Sus hermanos seguían en el mismo sitio, discutiendo todavía qué podían hacer. Sean se acercó a ella y la acompañó a la caja.

– Liam te ha explicado lo que pasa, ¿no? En vez de esperar a recibir el cheque, mejor te pago en efectivo. Siento que no podamos seguir contando contigo, Keely. Eres una buena camarera.

– No importa. Lo entiendo. Parecéis tan preocupados… Ojalá pudiera hacer algo.

– Tranquila -contestó él-. Es un asunto de familia.

Pensó que se le saltarían las lágrimas de frustración. ¡Estaba harta de oír que era un asunto de familia! Ella también era de la familia y quería ayudar. Pero con todo lo que les había pasado ese día, no podía soltárselo también de golpe.

Quizá no se merecía formar parte de la familia Quinn. Después de todo, se estaba acostando con Rafe Kendrick. ¿Pero era Rafe el enemigo?, ¿tendría algo que ver con todo aquel lío? ¡Dios!, ¡no podía pensar!

– Creo que me voy a ir a casa, si os parece bien.

– No hay problema -dijo Sean-. Por aquí no puedes hacer mucho. Buena suerte en todo, Keely -añadió después de darle la paga.

– Gracias. Buena suerte a vosotros también. Y dale un abrazo a Seamus de mi parte – Keely se giró por el bolso y la chaqueta. Tuvo que morderse un labio para no llorar.

– Adiós, Keely -gritó Liam. Los demás hermanos se sumaron a la despedida. Ella se giró, los saludó con la mano y abrió la puerta. Cuando salió a la calle, se apretó la chaqueta para contener los escalofríos que sacudían su cuerpo.

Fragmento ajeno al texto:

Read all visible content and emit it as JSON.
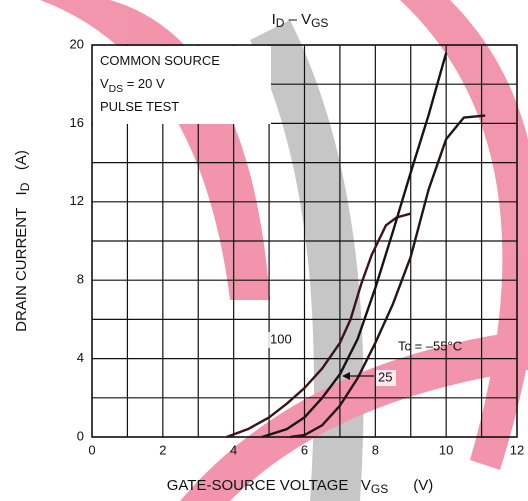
{
  "chart_data": {
    "type": "line",
    "title": [
      {
        "text": "I"
      },
      {
        "text": "D",
        "sub": true
      },
      {
        "text": " – V"
      },
      {
        "text": "GS",
        "sub": true
      }
    ],
    "x_label": [
      {
        "text": "GATE-SOURCE VOLTAGE   V"
      },
      {
        "text": "GS",
        "sub": true
      },
      {
        "text": "      (V)"
      }
    ],
    "y_label": [
      {
        "text": "DRAIN CURRENT   I"
      },
      {
        "text": "D",
        "sub": true
      },
      {
        "text": "   (A)"
      }
    ],
    "conditions": [
      [
        {
          "text": "COMMON SOURCE"
        }
      ],
      [
        {
          "text": "V"
        },
        {
          "text": "DS",
          "sub": true
        },
        {
          "text": " = 20 V"
        }
      ],
      [
        {
          "text": "PULSE TEST"
        }
      ]
    ],
    "xlim": [
      0,
      12
    ],
    "ylim": [
      0,
      20
    ],
    "xticks": [
      0,
      2,
      4,
      6,
      8,
      10,
      12
    ],
    "yticks": [
      0,
      4,
      8,
      12,
      16,
      20
    ],
    "xgrid": [
      0,
      1,
      2,
      3,
      4,
      5,
      6,
      7,
      8,
      9,
      10,
      11,
      12
    ],
    "ygrid": [
      0,
      2,
      4,
      6,
      8,
      10,
      12,
      14,
      16,
      18,
      20
    ],
    "series": [
      {
        "name": "100",
        "color": "#3a1418",
        "x": [
          3.8,
          4.4,
          5.0,
          5.5,
          6.0,
          6.5,
          7.0,
          7.3,
          7.6,
          7.9,
          8.3,
          8.6,
          9.0
        ],
        "values": [
          0,
          0.4,
          1.0,
          1.7,
          2.5,
          3.5,
          4.8,
          6.0,
          7.8,
          9.3,
          10.8,
          11.2,
          11.4
        ]
      },
      {
        "name": "25",
        "color": "#1a1212",
        "x": [
          4.8,
          5.5,
          6.0,
          6.5,
          7.0,
          7.5,
          8.0,
          8.5,
          9.0,
          9.5,
          10.0
        ],
        "values": [
          0,
          0.4,
          1.0,
          2.0,
          3.2,
          5.0,
          7.6,
          10.5,
          13.5,
          16.4,
          19.6
        ]
      },
      {
        "name": "Tc = –55°C",
        "color": "#221616",
        "x": [
          5.6,
          6.0,
          6.5,
          7.0,
          7.5,
          8.0,
          8.5,
          9.0,
          9.5,
          10.0,
          10.5,
          11.1
        ],
        "values": [
          0,
          0.1,
          0.6,
          1.6,
          3.0,
          4.8,
          6.8,
          9.2,
          12.6,
          15.2,
          16.3,
          16.4
        ]
      }
    ]
  }
}
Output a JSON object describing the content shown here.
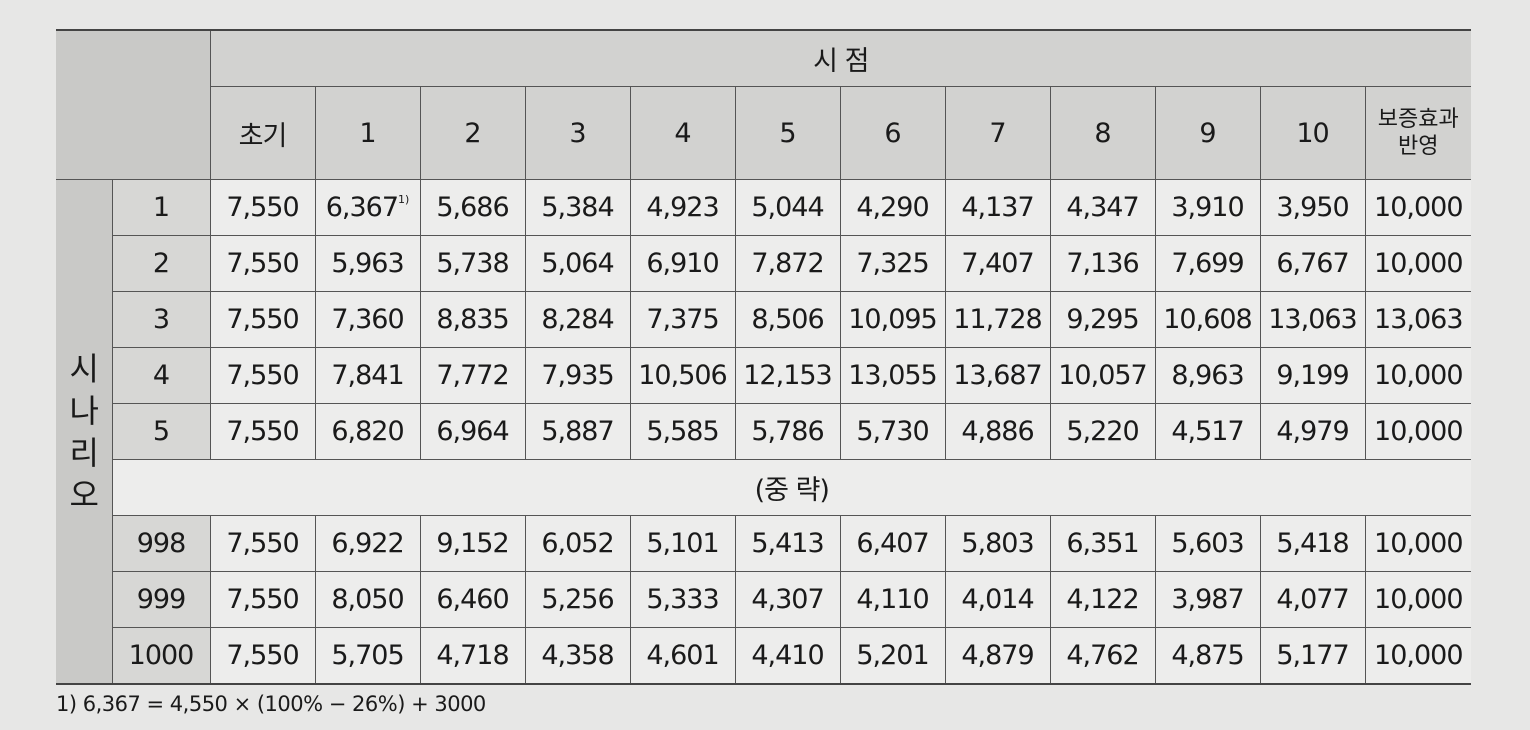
{
  "table": {
    "group_header": "시 점",
    "columns": [
      "초기",
      "1",
      "2",
      "3",
      "4",
      "5",
      "6",
      "7",
      "8",
      "9",
      "10",
      "보증효과 반영"
    ],
    "last_column": [
      "보증효과",
      "반영"
    ],
    "scenario_label": [
      "시",
      "나",
      "리",
      "오"
    ],
    "footnote_marker": "1)",
    "rows_top": [
      {
        "id": "1",
        "values": [
          "7,550",
          "6,367",
          "5,686",
          "5,384",
          "4,923",
          "5,044",
          "4,290",
          "4,137",
          "4,347",
          "3,910",
          "3,950",
          "10,000"
        ]
      },
      {
        "id": "2",
        "values": [
          "7,550",
          "5,963",
          "5,738",
          "5,064",
          "6,910",
          "7,872",
          "7,325",
          "7,407",
          "7,136",
          "7,699",
          "6,767",
          "10,000"
        ]
      },
      {
        "id": "3",
        "values": [
          "7,550",
          "7,360",
          "8,835",
          "8,284",
          "7,375",
          "8,506",
          "10,095",
          "11,728",
          "9,295",
          "10,608",
          "13,063",
          "13,063"
        ]
      },
      {
        "id": "4",
        "values": [
          "7,550",
          "7,841",
          "7,772",
          "7,935",
          "10,506",
          "12,153",
          "13,055",
          "13,687",
          "10,057",
          "8,963",
          "9,199",
          "10,000"
        ]
      },
      {
        "id": "5",
        "values": [
          "7,550",
          "6,820",
          "6,964",
          "5,887",
          "5,585",
          "5,786",
          "5,730",
          "4,886",
          "5,220",
          "4,517",
          "4,979",
          "10,000"
        ]
      }
    ],
    "omitted_label": "(중 략)",
    "rows_bottom": [
      {
        "id": "998",
        "values": [
          "7,550",
          "6,922",
          "9,152",
          "6,052",
          "5,101",
          "5,413",
          "6,407",
          "5,803",
          "6,351",
          "5,603",
          "5,418",
          "10,000"
        ]
      },
      {
        "id": "999",
        "values": [
          "7,550",
          "8,050",
          "6,460",
          "5,256",
          "5,333",
          "4,307",
          "4,110",
          "4,014",
          "4,122",
          "3,987",
          "4,077",
          "10,000"
        ]
      },
      {
        "id": "1000",
        "values": [
          "7,550",
          "5,705",
          "4,718",
          "4,358",
          "4,601",
          "4,410",
          "5,201",
          "4,879",
          "4,762",
          "4,875",
          "5,177",
          "10,000"
        ]
      }
    ]
  },
  "footnote": "1) 6,367 = 4,550 × (100% − 26%) + 3000"
}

El aire frío del invierno le despejó la cabeza. Keely intentó organizar todo lo que había oído. Pero no se libraba de su recelo inicial:

Rafe tenía que estar implicado. ¿Por qué aparecía por el pub si no?, ¿y por qué no le había dicho nada de su padre en todo ese tiempo? ¿Por qué era un secreto tan grande?

Keely miró los coches que pasaban. Se preguntó cómo volvería a su pensión. Tenía que haber algún autobús o una parada de metro cerca. Tendría que echar a andar hasta que la encontrara. Mientras tanto, decidiría cómo afrontar el siguiente encuentro con Rafe.

Una cosa era segura: Keely Quinn no volvería a acostarse con Rafe Kendrick en una temporada.